Private pension funds may be in more trouble than has been purported, according to a post made by Co-founder and Partner at Morgan Creek Digital, Anthony Pompliano.
Referencing the Q4 2018 quarter-over-quarter (QoQ) of private pension fund assets, which recorded its second largest loss in close to seven decades, and the largest in a decade. A significant signal that all is not well with the private pension fund. Apparently, not only the private pension funds are taking a hit, even the Japan government’s Pension Investment Fund – the largest in the world – recorded a loss of USD 136 billion, about 9.1% in the same reference quarter. Self-proclaimed global macro analyst Otavio Tavi Costa’s remark on the level of risk exposure of retirement assets calls for puzzlement, as to why these funds are still hell-bent on patronizing the equities market when other options are available.
Private pension funds reported their second largest % loss since 1950s in Q4 of 2018!
Worst quarter since 2008.
One can only imagine the level of risk retirement assets are exposed to these days. pic.twitter.com/VGCW9aXpVx
— Otavio (Tavi) Costa (@TaviCosta) April 2, 2019
According to Pompliano, the disturbing fact that “one of the most conservative capital allocators in the world… almost lost a double-digit percentage of their assets in 90 days” despite their diversified portfolio in global equities and structured in such a way as to experience “uncommon levels of volatility”. He further emphasized his point, quoting his partner Mark Yusko:
“Humans do two things really well — they buy what they should have bought and they sell what they are about to need.”

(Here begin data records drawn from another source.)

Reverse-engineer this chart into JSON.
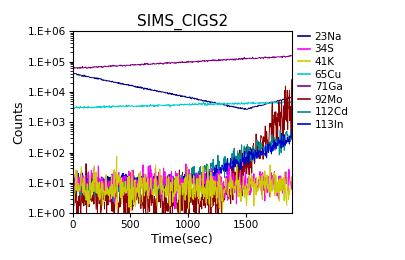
{
  "title": "SIMS_CIGS2",
  "xlabel": "Time(sec)",
  "ylabel": "Counts",
  "xlim": [
    0,
    1900
  ],
  "ylim_log": [
    1.0,
    1000000.0
  ],
  "xticks": [
    0,
    500,
    1000,
    1500
  ],
  "ytick_labels": [
    "1.E+00",
    "1.E+01",
    "1.E+02",
    "1.E+03",
    "1.E+04",
    "1.E+05",
    "1.E+06"
  ],
  "ytick_vals": [
    1.0,
    10.0,
    100.0,
    1000.0,
    10000.0,
    100000.0,
    1000000.0
  ],
  "series": {
    "23Na": {
      "color": "#000080"
    },
    "34S": {
      "color": "#FF00FF"
    },
    "41K": {
      "color": "#CCCC00"
    },
    "65Cu": {
      "color": "#00CCCC"
    },
    "71Ga": {
      "color": "#800080"
    },
    "92Mo": {
      "color": "#8B0000"
    },
    "112Cd": {
      "color": "#008B8B"
    },
    "113In": {
      "color": "#0000CD"
    }
  },
  "legend_order": [
    "23Na",
    "34S",
    "41K",
    "65Cu",
    "71Ga",
    "92Mo",
    "112Cd",
    "113In"
  ],
  "background_color": "#ffffff",
  "title_fontsize": 11,
  "axis_label_fontsize": 9,
  "tick_fontsize": 7.5,
  "legend_fontsize": 7.5
}
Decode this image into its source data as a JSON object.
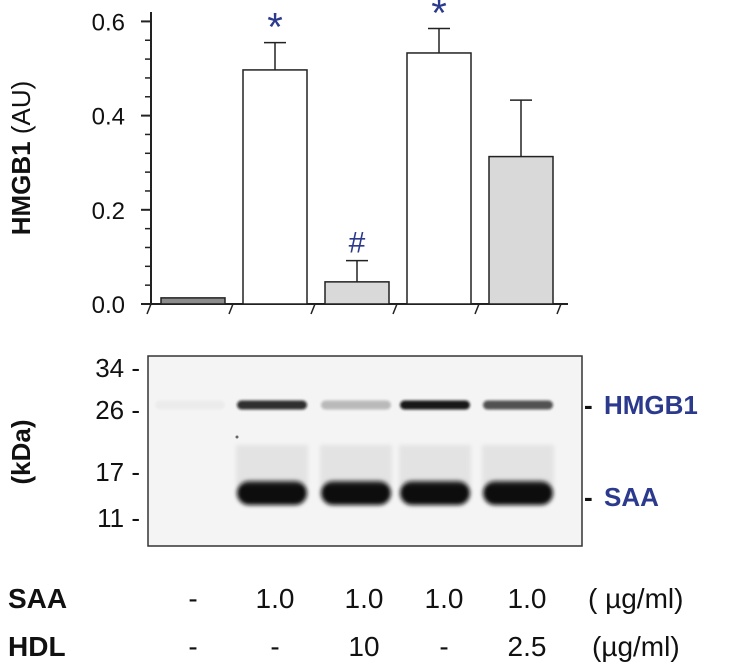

Pompliano recommends diversifying a part of pension funds to the emerging class of digital asset to offset any loss that may be triggered in the equities market in the long run. He opines: “[These institutions] need to immediately evaluate the option of gaining exposure to Bitcoin, cryptocurrencies and the blockchain industry”. His logic for this reasons stems from the premise that:
“The assets have proven to be low correlation to date and have asymmetric return profile. A simple 1% allocation has the potential to materially negate any losses that could be experienced through an equity market fall.”
Pompliano further analyzed the investment strategy of Japan’s Pension Investment Fund revealed that if the fund had considered Morgan Creek’s #GetOffZero approach through its Digital Asset Index Fund last year, it would have seen a 45% return on the investment or an overall 0.46% improvement in portfolio performance. Further, he suggests that if things continue to play out as is, Digital Asset Index Fund may outperform the S&P 500 over the next 2-3 years.
Back in February, billionaire investor Mike Novogratz was puzzled why 1% of portfolios of all major macro fund wasn’t held in Bitcoin, and while most analysts have positioned the second half of 2019 to be the track for the next bull rally, Bitcoin, however, began a recent recovery, reaching a 5-months all-time high.
On the brighter side, millennials are forward-thinking as a recent survey revealed they don’t mind retirement plans facilitated by crypto. More so, Fairfax County Virginia is open to diversifying part of a police retirement fund into cryptocurrency.